Ia juga mengingatkan agar patroli siber TNI tetap pada koridor pertahanan eksternal.
“Patroli siber TNI itu seharusnya untuk kepentingan pertahanan dari ancaman luar negeri, bukan untuk mengawasi warga sipil di dalam negeri,” jelasnya.
Menurut Fickar, langkah seperti ini bisa menimbulkan persepsi negatif.
“Apabila terus dilakukan, maka hal ini bisa membuat masyarakat melihatnya sebagai bentuk militerisasi seperti di era Orde Baru,” tambahnya.
Koalisi Masyarakat Sipil yang terdiri dari berbagai LSM seperti Imparsial, HRWG, LBH APIK, dan Setara Institute juga mengkritisi langkah TNI.
“Kami menyayangkan keterlibatan TNI dalam pemantauan aktivitas ruang siber, sebab hal tersebut justru memperkuat gejala militerisasi di dunia digital,” bunyi pernyataan resmi Koalisi, Selasa (9/9/2025).
Koalisi menuding adanya upaya kriminalisasi terhadap Ferry dan pihak lain yang dianggap menghalangi penegakan hukum yang adil.
“Adanya upaya untuk mengkriminalisasi Ferry Irwandi dan pihak lain justru memperkuat sinyal bahwa ada usaha menutupi fakta dan menghalang-halangi penegakan hukum yang adil,” lanjutnya.
Analisis Politik
Analis politik Boni Hargens menegaskan bahwa narasi yang menuding TNI menciptakan darurat militer adalah provokasi serius.
“Sebaiknya provokasi yang menuding TNI menciptakan darurat militer segera dihentikan, karena TNI kita sudah profesional dan matang dalam berdemokrasi,” kata Boni dalam keterangan tertulis, Selasa (9/9/2025).
Ia juga menjelaskan bahwa dalam sejarah Indonesia, TNI tidak pernah melakukan kudeta politik.
“TNI kita sudah belajar dari masa lalu, dan mereka tidak memiliki DNA kudeta politik,” tegasnya.
Boni mendorong komunitas intelijen untuk menelusuri narasi provokatif tersebut agar tidak menyesatkan publik.
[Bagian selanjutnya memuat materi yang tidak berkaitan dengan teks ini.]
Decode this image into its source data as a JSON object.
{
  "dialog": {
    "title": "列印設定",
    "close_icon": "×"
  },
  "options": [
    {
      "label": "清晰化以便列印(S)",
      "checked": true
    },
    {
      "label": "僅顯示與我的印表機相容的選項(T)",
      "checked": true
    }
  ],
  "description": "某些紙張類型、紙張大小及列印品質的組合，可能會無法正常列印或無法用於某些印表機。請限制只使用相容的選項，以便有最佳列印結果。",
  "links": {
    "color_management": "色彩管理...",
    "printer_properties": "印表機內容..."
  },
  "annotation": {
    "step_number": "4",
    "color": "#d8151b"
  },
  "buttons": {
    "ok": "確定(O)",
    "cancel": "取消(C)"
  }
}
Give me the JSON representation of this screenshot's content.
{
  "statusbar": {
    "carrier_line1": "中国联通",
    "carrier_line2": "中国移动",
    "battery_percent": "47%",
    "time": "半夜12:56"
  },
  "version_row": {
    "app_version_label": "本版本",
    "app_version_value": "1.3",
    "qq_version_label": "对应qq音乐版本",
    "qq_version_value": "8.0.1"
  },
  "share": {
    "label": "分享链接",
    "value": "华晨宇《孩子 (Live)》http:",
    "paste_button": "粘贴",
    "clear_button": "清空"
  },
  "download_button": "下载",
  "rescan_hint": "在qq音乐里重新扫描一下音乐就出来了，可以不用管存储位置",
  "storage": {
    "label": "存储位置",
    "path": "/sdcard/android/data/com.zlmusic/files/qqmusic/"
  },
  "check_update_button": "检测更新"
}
“Karena tudingan Ferry merupakan bentuk provokasi yang serius, maka komunitas intelijen perlu mengumpulkan informasi yang objektif dan menyeluruh,” ujarnya.
Kasus ini masih dalam tahap konsultasi hukum antara TNI dan Polda Metro Jaya.
Hingga kini belum ada laporan resmi yang diterima kepolisian, mengingat putusan MK melarang institusi negara menjadi pelapor dalam kasus pencemaran nama baik.
Proses ini menjadi ujian penting bagi penegakan hukum di Indonesia, terutama dalam menjaga keseimbangan antara kebebasan berpendapat, profesionalisme militer, dan supremasi hukum.